Il tourne un peu plus le robinet rouge et un peu plus de vapeur accompagne la chaleur que lui procure cette eau qui n'arrive pas à l'apaiser. Lui dont toute cette histoire avait taché le nom, disloqué la famille et fait fuir pas mal de ses relations, que pouvait-il espérer alors ? Il n'y a pas de rédemption possible pour ceux qui ont choisi le mauvais camp.

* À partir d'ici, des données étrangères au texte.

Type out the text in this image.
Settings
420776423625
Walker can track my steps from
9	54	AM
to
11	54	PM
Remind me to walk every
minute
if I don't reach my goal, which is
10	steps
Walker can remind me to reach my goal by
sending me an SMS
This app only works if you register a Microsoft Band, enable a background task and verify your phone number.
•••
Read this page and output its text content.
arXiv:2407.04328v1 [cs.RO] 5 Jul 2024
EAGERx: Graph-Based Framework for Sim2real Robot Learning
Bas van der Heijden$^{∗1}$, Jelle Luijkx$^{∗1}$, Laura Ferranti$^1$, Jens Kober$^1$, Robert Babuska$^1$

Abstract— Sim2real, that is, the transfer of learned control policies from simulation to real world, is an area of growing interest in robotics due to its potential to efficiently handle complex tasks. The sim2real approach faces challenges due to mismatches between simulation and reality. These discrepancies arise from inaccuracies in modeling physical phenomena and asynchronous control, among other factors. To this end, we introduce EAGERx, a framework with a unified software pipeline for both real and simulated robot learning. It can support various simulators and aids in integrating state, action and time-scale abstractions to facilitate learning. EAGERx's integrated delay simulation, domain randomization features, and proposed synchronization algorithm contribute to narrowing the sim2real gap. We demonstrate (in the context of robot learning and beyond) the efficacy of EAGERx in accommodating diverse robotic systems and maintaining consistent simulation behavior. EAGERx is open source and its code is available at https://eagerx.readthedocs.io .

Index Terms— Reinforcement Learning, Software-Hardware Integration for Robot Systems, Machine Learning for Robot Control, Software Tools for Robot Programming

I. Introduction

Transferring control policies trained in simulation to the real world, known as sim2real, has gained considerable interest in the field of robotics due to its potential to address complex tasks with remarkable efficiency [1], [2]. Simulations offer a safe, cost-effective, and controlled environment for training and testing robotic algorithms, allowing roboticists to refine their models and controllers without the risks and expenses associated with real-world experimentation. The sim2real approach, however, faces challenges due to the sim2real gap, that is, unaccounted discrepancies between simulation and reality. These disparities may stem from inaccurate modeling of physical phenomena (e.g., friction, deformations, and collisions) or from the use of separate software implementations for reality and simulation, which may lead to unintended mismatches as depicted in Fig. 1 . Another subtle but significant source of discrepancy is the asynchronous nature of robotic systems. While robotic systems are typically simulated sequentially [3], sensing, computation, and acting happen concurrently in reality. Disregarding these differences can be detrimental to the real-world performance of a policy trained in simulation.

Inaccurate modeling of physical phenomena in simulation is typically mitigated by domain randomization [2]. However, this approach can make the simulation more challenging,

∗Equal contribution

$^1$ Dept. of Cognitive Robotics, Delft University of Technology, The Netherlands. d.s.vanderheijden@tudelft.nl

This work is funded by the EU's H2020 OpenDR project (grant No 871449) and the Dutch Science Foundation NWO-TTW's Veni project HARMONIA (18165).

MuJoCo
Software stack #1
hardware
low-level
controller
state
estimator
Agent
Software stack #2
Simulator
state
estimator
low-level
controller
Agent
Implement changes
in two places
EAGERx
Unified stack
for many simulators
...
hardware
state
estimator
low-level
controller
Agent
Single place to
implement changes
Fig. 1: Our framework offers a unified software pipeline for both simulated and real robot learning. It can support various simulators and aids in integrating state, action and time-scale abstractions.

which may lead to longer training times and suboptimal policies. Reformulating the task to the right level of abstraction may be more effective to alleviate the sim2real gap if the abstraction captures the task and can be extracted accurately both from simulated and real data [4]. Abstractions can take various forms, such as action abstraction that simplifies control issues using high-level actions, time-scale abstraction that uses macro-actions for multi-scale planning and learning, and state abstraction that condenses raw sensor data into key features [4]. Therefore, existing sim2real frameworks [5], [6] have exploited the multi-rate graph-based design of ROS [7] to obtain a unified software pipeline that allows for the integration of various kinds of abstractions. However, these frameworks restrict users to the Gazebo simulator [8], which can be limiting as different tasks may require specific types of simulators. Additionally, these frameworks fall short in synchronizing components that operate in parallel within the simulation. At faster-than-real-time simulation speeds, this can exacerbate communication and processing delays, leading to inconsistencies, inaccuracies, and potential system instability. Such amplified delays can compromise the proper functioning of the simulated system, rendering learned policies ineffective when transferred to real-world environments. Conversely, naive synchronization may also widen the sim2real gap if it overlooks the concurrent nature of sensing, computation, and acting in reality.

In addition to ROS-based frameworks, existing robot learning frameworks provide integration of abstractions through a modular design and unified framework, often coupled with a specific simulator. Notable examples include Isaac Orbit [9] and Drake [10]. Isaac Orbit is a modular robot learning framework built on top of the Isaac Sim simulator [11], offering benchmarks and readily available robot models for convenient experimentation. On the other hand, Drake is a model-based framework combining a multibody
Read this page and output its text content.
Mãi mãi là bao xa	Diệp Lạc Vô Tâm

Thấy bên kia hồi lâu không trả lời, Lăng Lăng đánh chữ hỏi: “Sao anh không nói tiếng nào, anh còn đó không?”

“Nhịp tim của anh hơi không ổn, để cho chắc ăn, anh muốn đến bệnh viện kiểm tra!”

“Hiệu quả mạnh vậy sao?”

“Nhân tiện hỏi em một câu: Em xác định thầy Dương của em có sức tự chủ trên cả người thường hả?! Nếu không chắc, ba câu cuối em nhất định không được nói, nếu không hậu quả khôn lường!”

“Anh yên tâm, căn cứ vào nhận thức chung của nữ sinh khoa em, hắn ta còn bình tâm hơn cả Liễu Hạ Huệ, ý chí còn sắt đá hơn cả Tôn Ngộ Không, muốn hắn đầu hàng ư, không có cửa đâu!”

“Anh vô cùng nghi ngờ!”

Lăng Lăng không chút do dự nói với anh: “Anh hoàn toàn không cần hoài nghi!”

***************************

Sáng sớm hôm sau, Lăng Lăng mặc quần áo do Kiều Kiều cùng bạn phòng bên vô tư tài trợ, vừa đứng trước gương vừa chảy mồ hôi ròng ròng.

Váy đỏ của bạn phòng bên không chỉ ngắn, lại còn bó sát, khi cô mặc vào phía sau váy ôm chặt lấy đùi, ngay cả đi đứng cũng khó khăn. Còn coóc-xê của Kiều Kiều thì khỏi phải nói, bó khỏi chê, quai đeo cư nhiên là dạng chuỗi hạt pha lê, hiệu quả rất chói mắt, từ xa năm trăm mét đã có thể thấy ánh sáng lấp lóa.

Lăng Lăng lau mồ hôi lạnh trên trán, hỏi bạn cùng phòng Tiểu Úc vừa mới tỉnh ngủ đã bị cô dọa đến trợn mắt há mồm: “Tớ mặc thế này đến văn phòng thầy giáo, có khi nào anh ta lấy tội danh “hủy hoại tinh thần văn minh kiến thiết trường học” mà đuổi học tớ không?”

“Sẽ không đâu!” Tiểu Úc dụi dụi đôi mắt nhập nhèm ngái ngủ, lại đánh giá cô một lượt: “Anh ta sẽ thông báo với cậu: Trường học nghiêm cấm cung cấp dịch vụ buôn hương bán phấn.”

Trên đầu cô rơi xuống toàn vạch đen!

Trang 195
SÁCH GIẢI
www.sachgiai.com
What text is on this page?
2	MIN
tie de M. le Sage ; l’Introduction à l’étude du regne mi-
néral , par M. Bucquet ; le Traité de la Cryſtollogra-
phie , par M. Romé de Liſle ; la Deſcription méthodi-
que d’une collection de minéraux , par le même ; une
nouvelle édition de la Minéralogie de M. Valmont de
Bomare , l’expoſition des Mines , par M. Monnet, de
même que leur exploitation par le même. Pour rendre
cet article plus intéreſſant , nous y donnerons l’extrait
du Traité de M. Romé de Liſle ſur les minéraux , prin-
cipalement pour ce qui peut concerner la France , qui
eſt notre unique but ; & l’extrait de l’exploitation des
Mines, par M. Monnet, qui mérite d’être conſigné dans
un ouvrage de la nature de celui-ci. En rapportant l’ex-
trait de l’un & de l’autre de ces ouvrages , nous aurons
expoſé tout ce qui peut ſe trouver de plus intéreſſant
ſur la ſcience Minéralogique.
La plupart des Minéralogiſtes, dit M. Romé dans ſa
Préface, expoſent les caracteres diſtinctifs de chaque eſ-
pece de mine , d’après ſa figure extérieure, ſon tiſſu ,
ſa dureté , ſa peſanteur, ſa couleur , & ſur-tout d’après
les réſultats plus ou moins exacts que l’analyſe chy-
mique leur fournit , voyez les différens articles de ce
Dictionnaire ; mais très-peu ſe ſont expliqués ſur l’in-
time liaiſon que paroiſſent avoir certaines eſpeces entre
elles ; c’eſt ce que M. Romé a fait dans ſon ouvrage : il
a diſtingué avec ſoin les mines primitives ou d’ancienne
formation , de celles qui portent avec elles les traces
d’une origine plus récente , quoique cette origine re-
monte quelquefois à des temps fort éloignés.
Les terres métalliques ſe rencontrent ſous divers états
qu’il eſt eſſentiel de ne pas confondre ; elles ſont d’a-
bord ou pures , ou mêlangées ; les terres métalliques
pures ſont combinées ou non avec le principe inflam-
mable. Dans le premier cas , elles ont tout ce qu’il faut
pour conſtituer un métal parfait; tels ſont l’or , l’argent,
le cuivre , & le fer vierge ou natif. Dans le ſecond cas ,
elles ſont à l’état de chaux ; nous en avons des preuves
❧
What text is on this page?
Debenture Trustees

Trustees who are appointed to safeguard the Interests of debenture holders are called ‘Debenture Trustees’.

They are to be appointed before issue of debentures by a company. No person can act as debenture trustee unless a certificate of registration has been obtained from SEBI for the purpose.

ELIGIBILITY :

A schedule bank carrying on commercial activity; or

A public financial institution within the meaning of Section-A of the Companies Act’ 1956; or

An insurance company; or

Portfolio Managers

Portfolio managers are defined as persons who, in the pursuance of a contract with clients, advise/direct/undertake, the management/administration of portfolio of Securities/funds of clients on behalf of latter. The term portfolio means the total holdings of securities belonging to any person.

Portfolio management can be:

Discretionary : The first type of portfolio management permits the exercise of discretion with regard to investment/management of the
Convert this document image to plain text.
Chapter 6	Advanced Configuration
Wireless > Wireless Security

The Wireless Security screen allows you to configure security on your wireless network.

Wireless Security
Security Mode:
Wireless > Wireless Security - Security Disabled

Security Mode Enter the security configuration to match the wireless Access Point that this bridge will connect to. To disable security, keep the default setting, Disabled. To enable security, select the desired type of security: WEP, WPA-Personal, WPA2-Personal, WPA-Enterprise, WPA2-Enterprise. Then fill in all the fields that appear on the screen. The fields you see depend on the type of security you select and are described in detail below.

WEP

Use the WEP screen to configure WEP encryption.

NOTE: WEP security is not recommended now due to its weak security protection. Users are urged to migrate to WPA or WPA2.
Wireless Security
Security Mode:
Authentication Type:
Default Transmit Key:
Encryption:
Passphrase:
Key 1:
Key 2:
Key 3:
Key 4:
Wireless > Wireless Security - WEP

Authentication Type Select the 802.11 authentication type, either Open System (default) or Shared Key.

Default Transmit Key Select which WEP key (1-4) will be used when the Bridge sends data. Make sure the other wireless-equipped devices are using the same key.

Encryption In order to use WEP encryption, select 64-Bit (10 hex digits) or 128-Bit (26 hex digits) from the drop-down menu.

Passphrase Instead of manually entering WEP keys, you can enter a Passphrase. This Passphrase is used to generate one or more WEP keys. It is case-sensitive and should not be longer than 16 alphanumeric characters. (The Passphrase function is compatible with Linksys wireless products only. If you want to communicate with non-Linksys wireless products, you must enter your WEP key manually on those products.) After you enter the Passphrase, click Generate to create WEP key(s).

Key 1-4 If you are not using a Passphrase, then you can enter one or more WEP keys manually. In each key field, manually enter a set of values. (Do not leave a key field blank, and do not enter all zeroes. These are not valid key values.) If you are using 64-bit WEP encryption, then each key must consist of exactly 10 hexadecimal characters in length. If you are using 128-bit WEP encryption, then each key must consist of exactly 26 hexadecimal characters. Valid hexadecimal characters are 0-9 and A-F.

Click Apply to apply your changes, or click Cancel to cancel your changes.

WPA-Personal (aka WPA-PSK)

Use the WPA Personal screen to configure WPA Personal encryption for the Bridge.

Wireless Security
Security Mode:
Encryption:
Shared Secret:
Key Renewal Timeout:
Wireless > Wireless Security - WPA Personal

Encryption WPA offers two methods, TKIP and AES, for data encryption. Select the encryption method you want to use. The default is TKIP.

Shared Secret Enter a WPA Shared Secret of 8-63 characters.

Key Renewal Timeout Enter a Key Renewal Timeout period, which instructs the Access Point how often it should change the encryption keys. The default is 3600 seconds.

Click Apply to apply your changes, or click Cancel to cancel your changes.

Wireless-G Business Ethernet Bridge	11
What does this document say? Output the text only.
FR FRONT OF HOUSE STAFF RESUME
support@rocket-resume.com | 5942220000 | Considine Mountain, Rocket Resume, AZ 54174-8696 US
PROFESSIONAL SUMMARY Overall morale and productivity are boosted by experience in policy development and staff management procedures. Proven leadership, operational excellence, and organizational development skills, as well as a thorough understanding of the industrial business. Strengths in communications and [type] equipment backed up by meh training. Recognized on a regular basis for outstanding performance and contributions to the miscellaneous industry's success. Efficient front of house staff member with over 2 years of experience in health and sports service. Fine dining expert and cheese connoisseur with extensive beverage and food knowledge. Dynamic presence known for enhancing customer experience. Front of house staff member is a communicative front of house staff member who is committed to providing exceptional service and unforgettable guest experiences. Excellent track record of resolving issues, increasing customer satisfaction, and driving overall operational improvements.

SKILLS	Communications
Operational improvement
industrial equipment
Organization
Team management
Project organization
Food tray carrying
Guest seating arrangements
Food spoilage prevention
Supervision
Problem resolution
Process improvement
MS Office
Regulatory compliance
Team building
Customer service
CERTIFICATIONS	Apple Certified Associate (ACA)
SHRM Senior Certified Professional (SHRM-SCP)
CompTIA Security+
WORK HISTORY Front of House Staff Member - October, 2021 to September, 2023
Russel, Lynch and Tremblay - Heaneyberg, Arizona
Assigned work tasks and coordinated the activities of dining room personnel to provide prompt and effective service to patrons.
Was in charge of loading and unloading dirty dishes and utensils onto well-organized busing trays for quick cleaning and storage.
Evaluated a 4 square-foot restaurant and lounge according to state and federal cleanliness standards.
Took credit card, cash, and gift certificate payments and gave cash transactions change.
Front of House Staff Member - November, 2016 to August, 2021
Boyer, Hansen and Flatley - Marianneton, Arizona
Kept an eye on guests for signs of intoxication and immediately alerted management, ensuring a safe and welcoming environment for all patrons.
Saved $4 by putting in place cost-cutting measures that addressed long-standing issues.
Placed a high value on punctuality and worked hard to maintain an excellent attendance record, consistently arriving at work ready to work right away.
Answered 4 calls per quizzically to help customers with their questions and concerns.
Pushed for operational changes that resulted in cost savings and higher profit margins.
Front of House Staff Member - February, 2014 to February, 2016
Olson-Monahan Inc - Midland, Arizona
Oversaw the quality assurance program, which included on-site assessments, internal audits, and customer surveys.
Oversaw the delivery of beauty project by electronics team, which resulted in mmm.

Pourtant, le souvenir de cet instant partagé au creux de la forêt interdite donne un semblant de sourire à ce visage dont la tristesse et la colère plisse tous les traits dans une expression globale peu définissable. Il était heureux de l'avoir fait, déchiré par ce geste si lourd de conséquences et de choix et terrassé par sa propre bêtise.
Il tourne un peu plus le robinet. L'eau est chaude, peu être même trop chaude pour lui. Mais son corps reste froid, il n'y a plus de chaleur en lui. Cette chaleur qu'il aimerait qu'on lui donne et que personne ne peut lui donner. Puisqu'en cette heure tardive, il n'y a plus personne dans le grand manoir des Malfoy. Cette chaleur qu'il a éprouvé il y a quelques jours et qu'il a perdu la même journée. Cette sensation puissante, apaisante et qui lui semblait (sûrement à tord) partager par cette personne qu'il tenait dans ses bras.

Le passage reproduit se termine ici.